Gelbkehlfrankolin

Pternistis leucoscepus / Francolinus leucoscepus

Gelbkehlfrankoline sind sehr leicht an dem namensgebenden gelben Halsfleck zu erkennen. Sie sind über weite Bereiche Ostafrikas verbreitet und leben zum Teil auch in von Menschen besiedeltem Kulturland, wenn dies nicht zu intensiv genutzt wird.

Steckbrief

Lebensraum
offenes Buschland, wenig genutztes Kulturland

Größe
35 cm hoch

Brutzeit
18 bis 20 Tage

Nahrung
Samen, Gräser, Insekten

Gewicht
600 g (Henne) bis 900 g (Hahn)

Feinde
Schakal, Raubkatzen, Greifvögel

 

 

Im Zoo vergesellschaftet mit Kampfläufer

Balzen im Regen

Der Beginn der Regenzeit bringt die Gelbkehlfrankoline in Balzstimmung. Die Vögel finden sich zu monogamen Pärchen zusammen. Der Hahn verteidigt sein Revier und seine Henne eifersüchtig gegen Konkurrenten. Die Henne legt etwa fünf Eier. Gebrütet wird am Ende der Regenzeit, sodass die Küken zu Beginn der kühleren Trockenzeit unter optimalen Bedingungen schlüpfen.

Leben am Boden

Gelbkehlfrankoline können zwar fliegen, verbringen jedoch die meiste Zeit am Boden. Droht Gefahr, laufen sie meist eher davon, um sich zu verstecken, anstatt wegzufliegen. Und auch die Nester der Gelbkehlfrankoline sind am Boden: Kleine Mulden, versteckt unter überhängenden Grasbüscheln, mit Pflanzenteilen und Federn ausgepolstert.
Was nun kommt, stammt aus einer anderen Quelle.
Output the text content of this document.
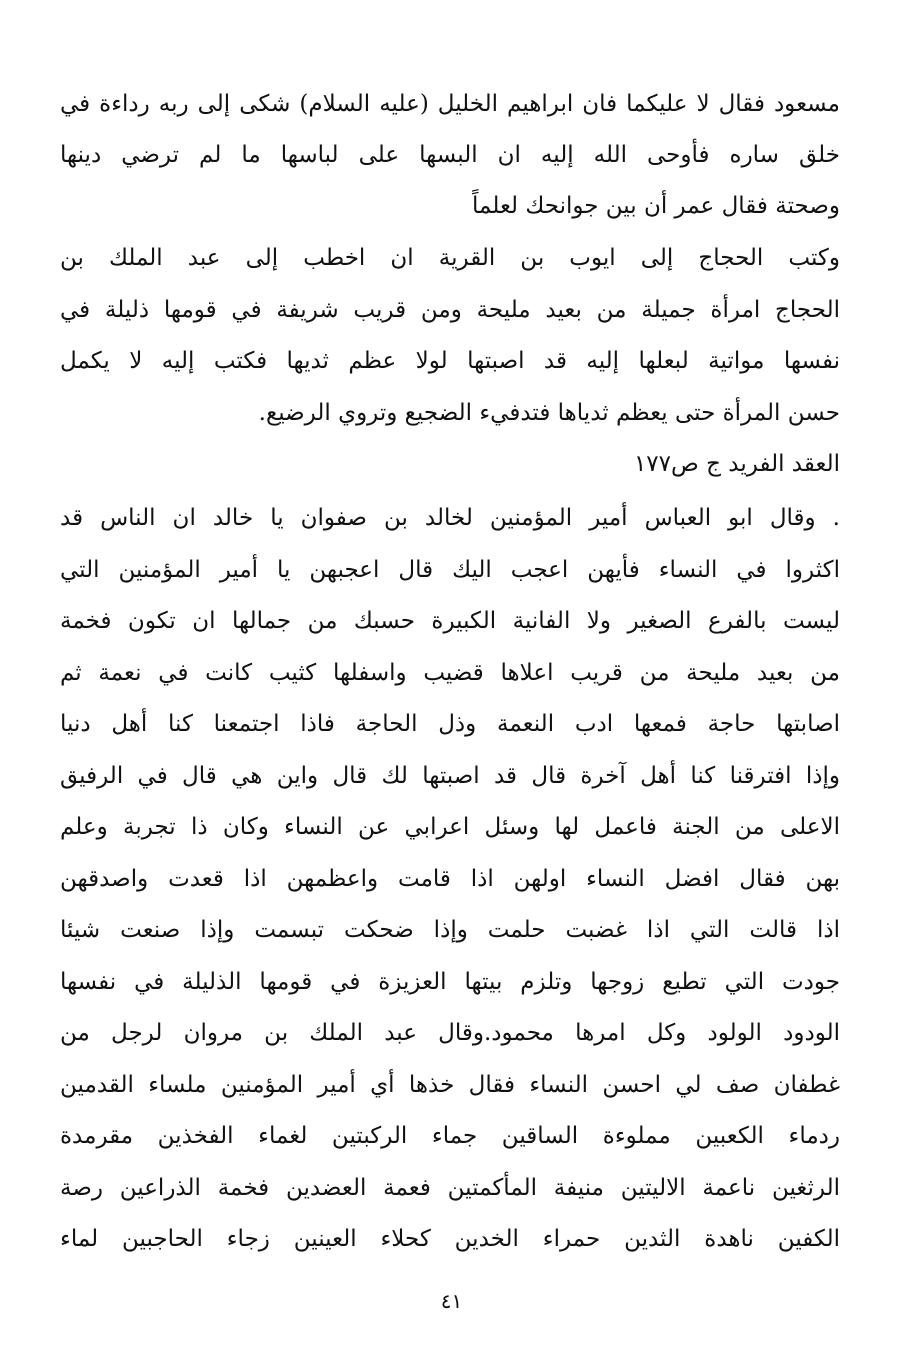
مسعود فقال لا عليكما فان ابراهيم الخليل (عليه السلام) شكى إلى ربه رداءة في
خلق ساره فأوحى الله إليه ان البسها على لباسها ما لم ترضي دينها
وصحتة فقال عمر أن بين جوانحك لعلماً
وكتب الحجاج إلى ايوب بن القرية ان اخطب إلى عبد الملك بن
الحجاج امرأة جميلة من بعيد مليحة ومن قريب شريفة في قومها ذليلة في
نفسها مواتية لبعلها إليه قد اصبتها لولا عظم ثديها فكتب إليه لا يكمل
حسن المرأة حتى يعظم ثدياها فتدفيء الضجيع وتروي الرضيع.
العقد الفريد ج ص١٧٧
. وقال ابو العباس أمير المؤمنين لخالد بن صفوان يا خالد ان الناس قد
اكثروا في النساء فأيهن اعجب اليك قال اعجبهن يا أمير المؤمنين التي
ليست بالفرع الصغير ولا الفانية الكبيرة حسبك من جمالها ان تكون فخمة
من بعيد مليحة من قريب اعلاها قضيب واسفلها كثيب كانت في نعمة ثم
اصابتها حاجة فمعها ادب النعمة وذل الحاجة فاذا اجتمعنا كنا أهل دنيا
وإذا افترقنا كنا أهل آخرة قال قد اصبتها لك قال واين هي قال في الرفيق
الاعلى من الجنة فاعمل لها وسئل اعرابي عن النساء وكان ذا تجربة وعلم
بهن فقال افضل النساء اولهن اذا قامت واعظمهن اذا قعدت واصدقهن
اذا قالت التي اذا غضبت حلمت وإذا ضحكت تبسمت وإذا صنعت شيئا
جودت التي تطيع زوجها وتلزم بيتها العزيزة في قومها الذليلة في نفسها
الودود الولود وكل امرها محمود.وقال عبد الملك بن مروان لرجل من
غطفان صف لي احسن النساء فقال خذها أي أمير المؤمنين ملساء القدمين
ردماء الكعبين مملوءة الساقين جماء الركبتين لغماء الفخذين مقرمدة
الرثغين ناعمة الاليتين منيفة المأكمتين فعمة العضدين فخمة الذراعين رصة
الكفين ناهدة الثدين حمراء الخدين كحلاء العينين زجاء الحاجبين لماء
٤١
Die Küken verlassen bereits einen Tag nach dem Schlupf das Nest und folgen daraufhin den Eltern bis zur Geschlechtsreife.

Vergesellschaftet

In der Vogelvoliere in Afi Mountain leben aktuell (Stand November 2018) folgende Vogelarten zusammen:

Große Verwandtschaft

Neben dem Gelbkehlfrankolin gibt es nach derzeitigem Forschungsstand noch 40 weitere Frankolinarten, die in Afrika und Asien beheimatet sind. Die Gattung der Frankoline ist demnach die artenreichste Gattung innerhalb der Familie der Fasanenartigen. Fossilienfunde belegen sogar das Vorkommen von Frankolinen in Europa. Dort sind sie aber schon vor ca. 1,8 Millionen Jahren ausgestorben.

Nahrung im Dung

Das Nahrungsspektrum von Gelbkehlfrankolinen ist sehr breit gefächert. Neben Grassamen und Kräutern fressen sie auch Insekten. Um Nahrung zu finden, scharren sie häufig im Boden. Von Zeit zu Zeit folgen sie auch großen Säugetieren wie Elefanten und Nashörnern, um in deren Dung nach Fressbarem zu suchen.